Das bietet die Chance, Änderungen effizienter und zielgerichteter zu realisieren. Wer einzelne Komponenten seiner bestehenden Aufzugsanlagen verändern wollte, musste bisweilen eine Reihe von Folgemaßnahmen einplanen. Musste etwa die elektrische Steuerung erneuert werden, war es erforderlich, die Notrufeinrichtung an den Stand der Technik anzupassen, diverse Schachtinstallationen und zusätzliche Steuereinrichtungen nachzurüsten.

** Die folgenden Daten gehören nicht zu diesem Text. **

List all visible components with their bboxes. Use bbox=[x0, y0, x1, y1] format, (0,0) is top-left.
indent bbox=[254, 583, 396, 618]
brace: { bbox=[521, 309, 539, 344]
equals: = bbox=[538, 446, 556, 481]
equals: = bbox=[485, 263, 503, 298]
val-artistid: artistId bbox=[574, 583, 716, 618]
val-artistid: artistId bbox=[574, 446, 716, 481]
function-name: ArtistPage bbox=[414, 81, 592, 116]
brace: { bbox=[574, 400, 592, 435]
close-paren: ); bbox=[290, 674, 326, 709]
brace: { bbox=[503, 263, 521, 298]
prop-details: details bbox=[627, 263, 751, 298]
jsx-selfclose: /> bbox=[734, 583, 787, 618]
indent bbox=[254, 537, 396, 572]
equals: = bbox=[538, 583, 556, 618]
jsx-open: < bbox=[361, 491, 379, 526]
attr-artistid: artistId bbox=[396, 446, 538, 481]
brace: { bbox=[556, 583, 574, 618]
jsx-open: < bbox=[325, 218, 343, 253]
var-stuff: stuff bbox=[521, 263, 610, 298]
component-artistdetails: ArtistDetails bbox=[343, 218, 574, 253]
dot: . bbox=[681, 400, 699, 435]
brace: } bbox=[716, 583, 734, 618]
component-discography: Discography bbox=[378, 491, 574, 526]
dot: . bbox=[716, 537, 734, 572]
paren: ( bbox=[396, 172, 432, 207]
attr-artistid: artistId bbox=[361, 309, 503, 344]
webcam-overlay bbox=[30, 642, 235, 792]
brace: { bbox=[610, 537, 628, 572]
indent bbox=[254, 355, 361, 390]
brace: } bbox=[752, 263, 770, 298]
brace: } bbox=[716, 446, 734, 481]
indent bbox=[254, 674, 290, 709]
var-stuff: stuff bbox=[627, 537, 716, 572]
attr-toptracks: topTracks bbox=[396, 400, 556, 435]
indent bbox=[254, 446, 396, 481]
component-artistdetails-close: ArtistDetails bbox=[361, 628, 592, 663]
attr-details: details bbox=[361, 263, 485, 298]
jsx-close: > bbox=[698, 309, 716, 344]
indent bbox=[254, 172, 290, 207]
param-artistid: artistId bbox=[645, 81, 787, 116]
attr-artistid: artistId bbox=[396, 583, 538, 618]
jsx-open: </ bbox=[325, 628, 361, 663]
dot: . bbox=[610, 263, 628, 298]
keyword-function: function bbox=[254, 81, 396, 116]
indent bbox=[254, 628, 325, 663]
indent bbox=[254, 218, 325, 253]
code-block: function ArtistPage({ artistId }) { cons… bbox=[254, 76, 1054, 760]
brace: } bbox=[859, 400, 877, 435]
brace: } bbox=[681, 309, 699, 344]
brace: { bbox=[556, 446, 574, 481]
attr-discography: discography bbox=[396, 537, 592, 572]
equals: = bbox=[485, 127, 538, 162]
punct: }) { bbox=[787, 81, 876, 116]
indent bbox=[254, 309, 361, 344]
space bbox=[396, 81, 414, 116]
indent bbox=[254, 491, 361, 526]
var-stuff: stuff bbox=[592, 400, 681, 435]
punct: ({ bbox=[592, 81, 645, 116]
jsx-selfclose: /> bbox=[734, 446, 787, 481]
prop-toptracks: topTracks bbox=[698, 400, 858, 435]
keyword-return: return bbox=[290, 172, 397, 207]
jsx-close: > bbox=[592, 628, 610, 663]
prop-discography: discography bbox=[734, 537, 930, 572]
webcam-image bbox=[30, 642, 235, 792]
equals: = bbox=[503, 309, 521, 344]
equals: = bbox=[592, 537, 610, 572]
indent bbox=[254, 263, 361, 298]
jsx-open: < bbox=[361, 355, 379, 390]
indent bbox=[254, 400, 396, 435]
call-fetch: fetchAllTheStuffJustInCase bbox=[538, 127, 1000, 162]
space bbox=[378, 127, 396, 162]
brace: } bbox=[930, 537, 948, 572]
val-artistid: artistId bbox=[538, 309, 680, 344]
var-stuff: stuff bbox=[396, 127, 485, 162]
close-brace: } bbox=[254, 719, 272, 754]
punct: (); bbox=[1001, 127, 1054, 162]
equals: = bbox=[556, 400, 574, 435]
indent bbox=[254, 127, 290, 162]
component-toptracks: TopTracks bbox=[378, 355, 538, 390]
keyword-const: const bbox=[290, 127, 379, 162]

Die technische Regel für Betriebssicherheit (TRBS) 1121 verlangt bei einem sicherheitsrelevanten Umbau, auch alle damit zusammenhängenden Systeme zu erneuern, um den Aufzug auf den Stand der Technik zu bringen. Das ist nach der aktuell gültigen Betriebssicherheitsverordnung (BetrSichV) in diesem Umfang nicht mehr zwingend erforderlich.

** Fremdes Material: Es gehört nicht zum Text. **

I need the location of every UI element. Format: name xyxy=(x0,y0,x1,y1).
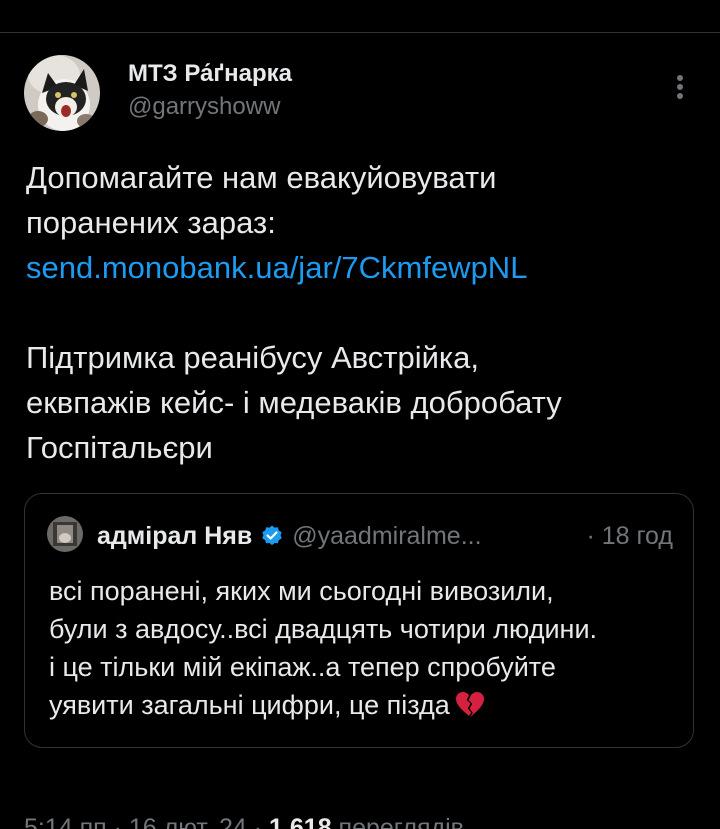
author-avatar[interactable] xyxy=(24,55,100,131)
donation-link[interactable]: send.monobank.ua/jar/7CkmfewpNL xyxy=(26,250,527,285)
quote-timestamp[interactable]: · 18 год xyxy=(586,522,677,551)
tweet-line: Допомагайте нам евакуйовувати xyxy=(26,160,497,195)
quote-author-handle[interactable]: @yaadmiralme... xyxy=(292,522,481,551)
quoted-tweet[interactable]: адмірал Няв @yaadmiralme... · 18 год всі… xyxy=(24,493,694,748)
tweet-timestamp[interactable]: 5:14 пп · 16 лют. 24 · xyxy=(24,814,269,829)
tweet-line: поранених зараз: xyxy=(26,205,276,240)
views-count: 1 618 xyxy=(269,814,332,829)
author-block: МТЗ Ра́ґнарка @garryshoww xyxy=(128,59,292,123)
quote-header: адмірал Няв @yaadmiralme... · 18 год xyxy=(97,516,677,556)
author-display-name[interactable]: МТЗ Ра́ґнарка xyxy=(128,59,292,89)
tweet-line: Госпітальєри xyxy=(26,430,213,465)
broken-heart-icon xyxy=(455,692,484,717)
tweet-line: Підтримка реанібусу Австрійка, xyxy=(26,340,480,375)
more-vertical-icon xyxy=(677,75,683,99)
author-handle[interactable]: @garryshoww xyxy=(128,91,292,123)
quote-line: і це тільки мій екіпаж..а тепер спробуйт… xyxy=(49,652,556,682)
previous-tweet-remnant xyxy=(0,0,720,34)
tweet-metadata: 5:14 пп · 16 лют. 24 · 1 618 переглядів xyxy=(0,806,720,829)
tweet-text: Допомагайте нам евакуйовувати поранених … xyxy=(26,155,696,470)
quote-line: були з авдосу..всі двадцять чотири людин… xyxy=(49,614,598,644)
quote-line: всі поранені, яких ми сьогодні вивозили, xyxy=(49,576,554,606)
quote-line: уявити загальні цифри, це пізда xyxy=(49,690,450,720)
verified-badge-icon xyxy=(262,525,282,546)
more-options-button[interactable] xyxy=(664,71,696,103)
views-label: переглядів xyxy=(331,814,464,829)
quote-avatar-icon xyxy=(47,516,83,552)
tweet: МТЗ Ра́ґнарка @garryshoww Допомагайте на… xyxy=(0,33,720,829)
tweet-line: еквпажів кейс- і медеваків добробату xyxy=(26,385,562,420)
quote-avatar[interactable] xyxy=(47,516,83,552)
cat-avatar-icon xyxy=(24,55,100,131)
quote-author-name[interactable]: адмірал Няв xyxy=(97,522,252,551)
quote-text: всі поранені, яких ми сьогодні вивозили,… xyxy=(49,572,679,724)
quote-line-last: уявити загальні цифри, це пізда xyxy=(49,686,679,724)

Handlungsleitsätze sind veraltet

Die BetrSichV verlangt, dass nur sichere Arbeitsmittel (das betrifft auch Aufzüge) zur Verfügung gestellt werden. Hierfür sind in Abhängigkeit zur Gefährdungsbeurteilung regelmäßige Instandsetzungsarbeiten und Modernisierungen nötig. Damit muss auch jede sicherheitsrelevante Änderung durch eine Zugelassene Überwachungsstelle (ZÜS) geprüft werden.

HandwerkDurch die Novelle der BetrSichV im Jahr 2015 ist die alte TRBS 1121 in vielen Punkten nicht mehr vereinbar. Jetzt müssen Änderungen nicht mehr nach dem Stand der Technik wie für eine Neuanlage ausgeführt werden. Lediglich die Verwendung muss nach dem Stand der Technik sicher sein. Das Maß der Dinge ist also die "sichere Verwendung", was nun auch kleinere Umbauten zulässt. Die Sicherheit bestehender Aufzugsanlagen kann damit schneller erhöht werden.

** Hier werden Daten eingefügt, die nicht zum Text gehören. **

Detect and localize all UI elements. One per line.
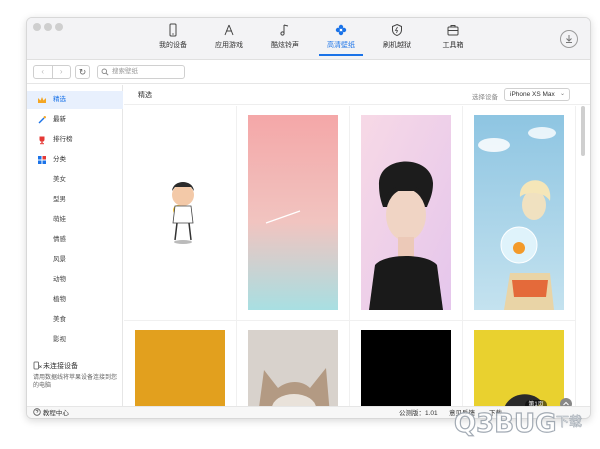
sidebar-item-label: 排行榜 bbox=[53, 136, 73, 143]
device-status-title: 未连接设备 bbox=[43, 363, 78, 370]
tab-ringtones[interactable]: 酷炫铃声 bbox=[257, 21, 313, 50]
sidebar-item-label: 精选 bbox=[53, 96, 66, 103]
sidebar-subitem[interactable]: 美女 bbox=[27, 171, 123, 189]
phone-icon bbox=[169, 23, 177, 37]
device-status-desc: 请用数据线将苹果设备连接到您的电脑 bbox=[33, 375, 118, 389]
scrollbar[interactable] bbox=[581, 106, 585, 156]
tab-apps-games[interactable]: 应用游戏 bbox=[201, 21, 257, 50]
wallpaper-card[interactable] bbox=[463, 321, 576, 415]
toolbox-icon bbox=[447, 25, 459, 36]
search-placeholder: 搜索壁纸 bbox=[112, 68, 138, 75]
tab-toolbox[interactable]: 工具箱 bbox=[425, 21, 481, 50]
wallpaper-card[interactable] bbox=[124, 321, 237, 415]
help-center-label: 教程中心 bbox=[42, 410, 69, 417]
trophy-icon bbox=[39, 136, 45, 145]
forward-button[interactable]: › bbox=[53, 66, 71, 78]
title-bar: 我的设备 应用游戏 酷炫铃声 高清壁纸 刷机越狱 工具箱 bbox=[27, 18, 590, 60]
wallpaper-thumbnail bbox=[361, 330, 451, 415]
sidebar-subitem[interactable]: 动物 bbox=[27, 271, 123, 289]
wallpaper-cartoon-boy bbox=[135, 115, 225, 310]
page-title: 精选 bbox=[138, 92, 152, 99]
device-select-value: iPhone XS Max bbox=[510, 91, 555, 98]
device-status: 未连接设备 请用数据线将苹果设备连接到您的电脑 bbox=[33, 361, 119, 390]
wallpaper-thumbnail bbox=[135, 330, 225, 415]
back-button[interactable]: ‹ bbox=[34, 66, 53, 78]
flower-icon bbox=[335, 24, 347, 36]
wallpaper-pink-gradient bbox=[248, 115, 338, 310]
tab-wallpapers[interactable]: 高清壁纸 bbox=[313, 21, 369, 56]
sidebar-item-featured[interactable]: 精选 bbox=[27, 91, 123, 109]
tab-label: 我的设备 bbox=[159, 42, 187, 49]
tab-label: 高清壁纸 bbox=[327, 42, 355, 49]
app-window: 我的设备 应用游戏 酷炫铃声 高清壁纸 刷机越狱 工具箱 ‹ › ↻ 搜索壁纸 … bbox=[26, 17, 591, 419]
zoom-window-button[interactable] bbox=[55, 23, 63, 31]
minimize-window-button[interactable] bbox=[44, 23, 52, 31]
wallpaper-girl-fishbowl bbox=[474, 115, 564, 310]
panel-header: 精选 选择设备 iPhone XS Max ⌄ bbox=[124, 85, 590, 105]
flash-icon bbox=[392, 23, 402, 37]
sidebar-item-label: 分类 bbox=[53, 156, 66, 163]
wallpaper-portrait-man bbox=[361, 115, 451, 310]
search-input[interactable]: 搜索壁纸 bbox=[97, 65, 185, 79]
sidebar-item-category[interactable]: 分类 bbox=[27, 151, 123, 169]
sidebar-subitem[interactable]: 萌娃 bbox=[27, 211, 123, 229]
device-disconnected-icon bbox=[33, 361, 42, 370]
sidebar-subitem[interactable]: 风景 bbox=[27, 251, 123, 269]
tab-label: 应用游戏 bbox=[215, 42, 243, 49]
chevron-down-icon: ⌄ bbox=[559, 91, 565, 97]
sidebar-subitem[interactable]: 情感 bbox=[27, 231, 123, 249]
close-window-button[interactable] bbox=[33, 23, 41, 31]
download-manager-button[interactable] bbox=[560, 30, 578, 48]
appstore-icon bbox=[224, 24, 234, 36]
wallpaper-card[interactable] bbox=[350, 321, 463, 415]
watermark-logo-graphic: Q3BUG 下载 bbox=[453, 408, 582, 439]
wallpaper-card[interactable] bbox=[124, 106, 237, 321]
sidebar-item-latest[interactable]: 最新 bbox=[27, 111, 123, 129]
sidebar-item-label: 最新 bbox=[53, 116, 66, 123]
svg-text:Q3BUG: Q3BUG bbox=[454, 409, 556, 439]
wallpaper-card[interactable] bbox=[237, 106, 350, 321]
crown-icon bbox=[38, 97, 46, 103]
tab-label: 酷炫铃声 bbox=[271, 42, 299, 49]
svg-text:下载: 下载 bbox=[556, 415, 582, 430]
wallpaper-cat bbox=[248, 330, 338, 415]
search-icon bbox=[101, 68, 109, 76]
toolbar: ‹ › ↻ 搜索壁纸 bbox=[27, 60, 590, 84]
top-nav: 我的设备 应用游戏 酷炫铃声 高清壁纸 刷机越狱 工具箱 bbox=[145, 21, 481, 56]
history-nav: ‹ › bbox=[33, 65, 71, 79]
tab-my-device[interactable]: 我的设备 bbox=[145, 21, 201, 50]
tab-flash-jailbreak[interactable]: 刷机越狱 bbox=[369, 21, 425, 50]
category-grid-icon bbox=[38, 156, 46, 164]
device-select-label: 选择设备 bbox=[472, 94, 498, 101]
sidebar: 精选 最新 排行榜 分类 美女 型男 萌娃 情感 风景 动物 植物 美食 影视 … bbox=[27, 85, 123, 407]
tab-label: 刷机越狱 bbox=[383, 42, 411, 49]
download-icon bbox=[566, 35, 572, 43]
music-note-icon bbox=[280, 24, 289, 36]
version-text: 公测版：1.01 bbox=[399, 410, 438, 417]
sidebar-subitem[interactable]: 美食 bbox=[27, 311, 123, 329]
help-icon bbox=[33, 408, 41, 416]
watermark-logo: Q3BUG 下载 bbox=[452, 396, 600, 445]
help-center-link[interactable]: 教程中心 bbox=[33, 407, 69, 418]
sidebar-item-ranking[interactable]: 排行榜 bbox=[27, 131, 123, 149]
tab-label: 工具箱 bbox=[442, 42, 464, 49]
wallpaper-grid bbox=[124, 106, 576, 415]
sidebar-subitem[interactable]: 影视 bbox=[27, 331, 123, 349]
sidebar-subitem[interactable]: 型男 bbox=[27, 191, 123, 209]
wallpaper-panel: 精选 选择设备 iPhone XS Max ⌄ 第1页 bbox=[124, 85, 590, 415]
magic-wand-icon bbox=[38, 116, 46, 124]
sidebar-subitem[interactable]: 植物 bbox=[27, 291, 123, 309]
wallpaper-card[interactable] bbox=[237, 321, 350, 415]
wallpaper-card[interactable] bbox=[350, 106, 463, 321]
wallpaper-card[interactable] bbox=[463, 106, 576, 321]
refresh-button[interactable]: ↻ bbox=[75, 65, 90, 79]
device-select[interactable]: iPhone XS Max ⌄ bbox=[504, 88, 570, 101]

In einem aktuellen Beschluss weist der Erfahrungsaustauschkreis der Zugelassenen Überwachungsstellen (EK-ZÜS) darauf hin, dass die TRBS 1121 und die DIN EN 81-20 nicht mehr maßgeblich sind für die Ausführung von Änderungen. Eine sicherheitsrelevante, also prüfpflichtige Änderung entspricht auch dann der BetrSichV, wenn sie die daraus resultierende Gefährdung ausreichend berücksichtigt. Eine Modernisierungs- oder sonstige Umbaumaßnahme muss demnach nicht zwangsläufig die Anforderungen einer neuen Aufzugsanlage erfüllen.

Mehr Spielraum bei der Umsetzung

Aus der aktuellen Rechtslage folgt: Die TRBS 1121 muss schnellstmöglich aktualisiert werden. Gleiches gilt zum Beispiel für die in der Praxis weitverbreitete Handlungsanleitung des deutschen Ausschusses für Aufzüge (die sogenannte DAfA-Handlungsanleitung). In der Übergangszeit raten die Sachverständigen von TÜV SÜD, bei Änderungen am Aufzug stets zu prüfen, wie die sichere Verwendung der gesamten Anlage gewährleistet werden kann.

Insgesamt kann festgestellt werden, dass die BetrSichV Betreibern jetzt mehr Handlungs- und Entscheidungsspielraum zugesteht, um die erforderlichen Modernisierungen besser auf das vorhandene Budget abzustimmen. Bestehen Zweifel, ob und wie ein Aufzug modernisiert werden sollte, unterstützen die unabhängigen Experten von TÜV SÜD bei der Analyse des Sicherheitsniveaus und bei der Auswahl geeigneter Maßnahmen.